O povo por testemunha
© Foto: A. Sila |
O povo por testemunha
" Miserável é o país que precisa de heróis."
Bertolt Brecht, in A vida de Galileu
Nada o deixava prever. Quer dizer, nada, é só
uma maneira de dizer, porque na realidade, na realidade mesmo, ainda pairava
algures, entre a irredutível paixão e a efémera redenção, o odor da dor.
Odor de uma dor embutida na eterna ameaça de aborto. Paz, progresso, fraternidade e muito, muito mais… Tudo por que lutara e, harmoniosamente
kibinidu, mantinha na sua mente prenhe de ambições. De sonhos. De convicções.
Moldada em tempos de brasa, a crença começara a murchar cedo demais, vítima de todas as virtudes da omnipotência, sequestradora da sensatez e do discernimento. Por isso se impusera no kala-kaladu da desgraça a pertinência de duvidar, de preservar o culto do pensamento crítico; daí a conveniência de acreditar que ‘dar nome a um mal era neutralizá-lo, quando não aniquilá-lo’.
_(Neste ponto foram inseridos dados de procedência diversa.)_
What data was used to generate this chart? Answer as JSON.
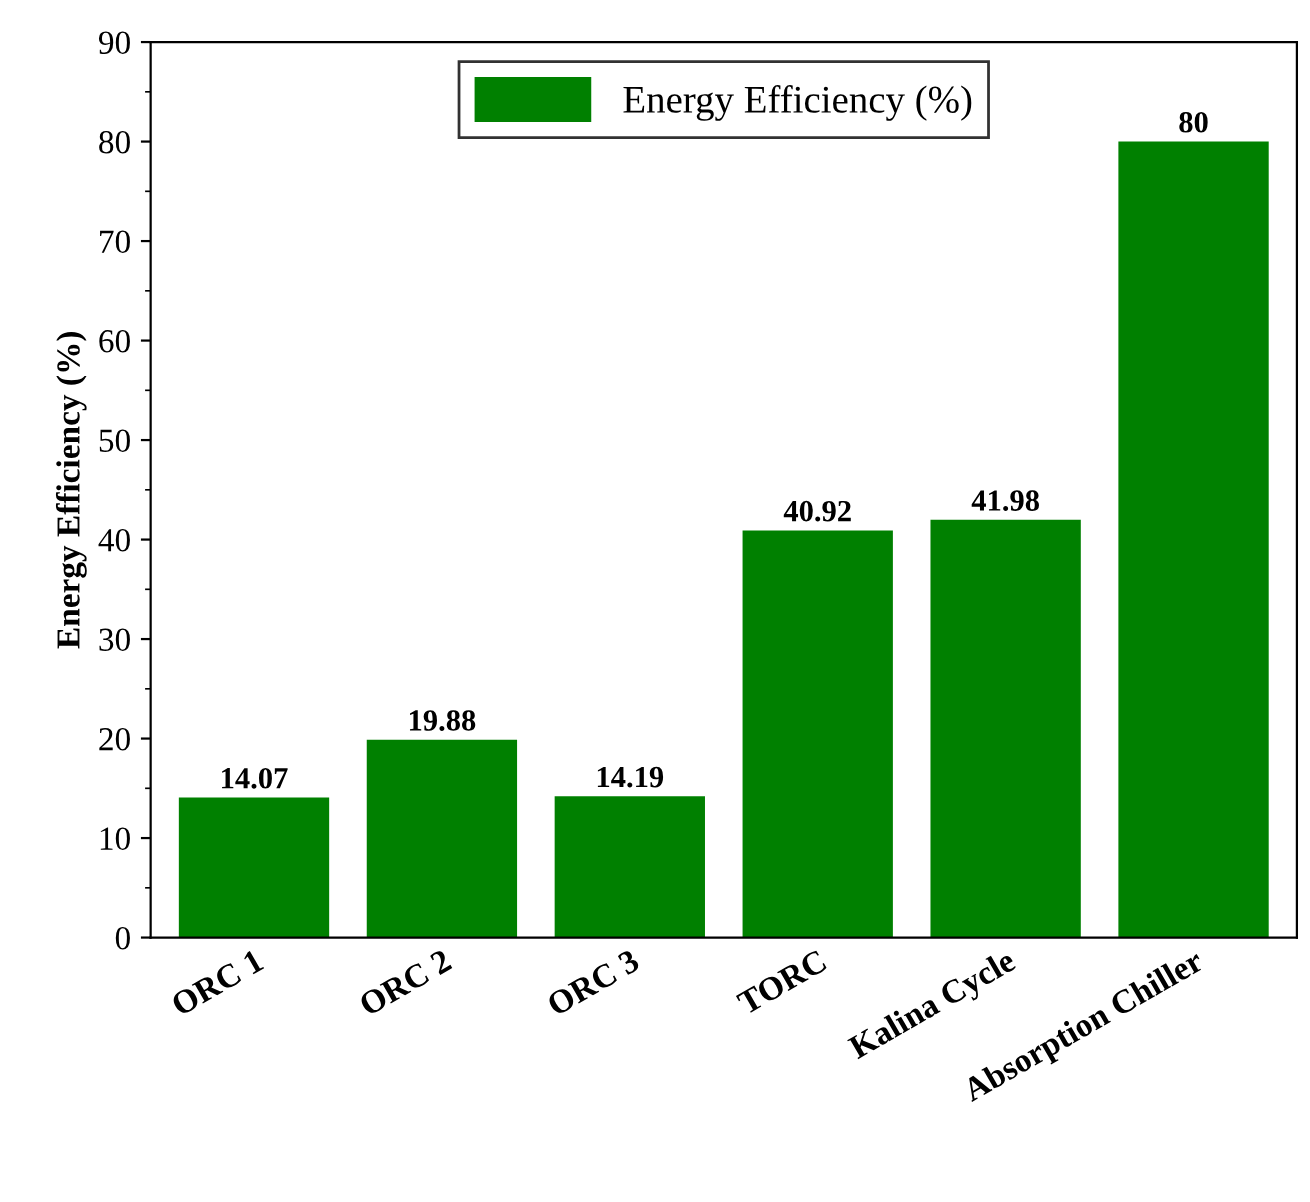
{
  "chart_data": {
    "type": "bar",
    "ylabel": "Energy Efficiency (%)",
    "categories": [
      "ORC 1",
      "ORC 2",
      "ORC 3",
      "TORC",
      "Kalina Cycle",
      "Absorption Chiller"
    ],
    "series": [
      {
        "name": "Energy Efficiency (%)",
        "color": "#008000",
        "values": [
          14.07,
          19.88,
          14.19,
          40.92,
          41.98,
          80
        ]
      }
    ],
    "ylim": [
      0,
      90
    ],
    "yticks": [
      0,
      10,
      20,
      30,
      40,
      50,
      60,
      70,
      80,
      90
    ],
    "data_labels": true,
    "legend": "top",
    "grid": false
  }
}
Ciente do peso das suas convicções, enfrentava as agruras do quotidiano com uma tranquilidade que aos próximos até causava kudadi. Aparentava estar a leste de tudo… Àqueles que o ouviam e toleravam não se cansava, todavia, de proclamar que ‘tinha lido vários livros e travado conhecimento com vários grandes misantropos ao longo dos tempos, cuja companhia espiritual o tranquilizava e lhe fornecia parâmetros para medir os seus caprichos, anseios e antipatias”. Pretensioso ou ingénuo?
Ko nafata kon fow lorrai
Quando sem aviso prévio, e à hora menos conveniente, foi surpreendido com um endiabrado cacarejar de metralhadoras e o coro intercalado e desafinado de roquetes, fugiu para o bantabá e, sentado sobre uma pedra, enterrou a cabeça entre as mãos. Deu-se a mesquinhar a ausência do senso de decência nos que não longe dali se davam ao inglório trabalho de relançar o fútil filosófico debate em torno da matchundadi: seria miserável o país que não tem heróis ou pobre o povo que precisa de heróis?
E do nada, quer dizer, sem que nada mesmo o deixasse prever, desfilou mais uma vez, e com toda a lucidez, aquela imprudente cena incompleta de uma peça perpetuamente inacabada:
AMAMBARKA : … Não é novidade para ninguém que esses malandros têm o mau vício de exprimir com balas o que às vezes necessita só de boa conversa. Mas vais dizer‑me o que significa essa frase e porque te chocou tanto.
NKUNGHA: Pois é, Supremo Chefe... Eu não sei bem, depende muito do contexto, isso o Supremo Chefe sabe melhor do que eu. Mas talvez seja mais ou menos isto: em toda a história da humanidade só se conhece duas categorias de homens: a dos que têm a noção de dignidade, de honra... esses homens engrandecem a nação; os outros não fazem senão manchar essa honra.
AMAMBARKA: E eu faço parte de que categoria?
NKUNGHA: Sabe, Supremo Chefe, foi por isso que me chocou tanto ouvir isso...
A explosão de uma granada nas imediações pô-lo
de sobressalto. Na estrada à frente, fugiam apressados e sobrecarregados velhos, crianças e
mulheres, com a cor da desilusão irrepreensivelmente estampada na face. Cenas e sensações que tinha
vivido antes. Inesquecível. Imperdoável.
Perante o inqualificável cenário, lembrou-se de uma declaração de um solidário e longínquo amante da arte: ‘Ao contrário da boa ficção, nesta realidade militarizada a falta de criatividade reina absoluta. Sempre a papel químico década após década’.
Olhou longamente para o céu e confirmou perante o povo, que apressado e aparentemente indiferente, procurava outras paragens: Infeliz a nação que precisa de heróis!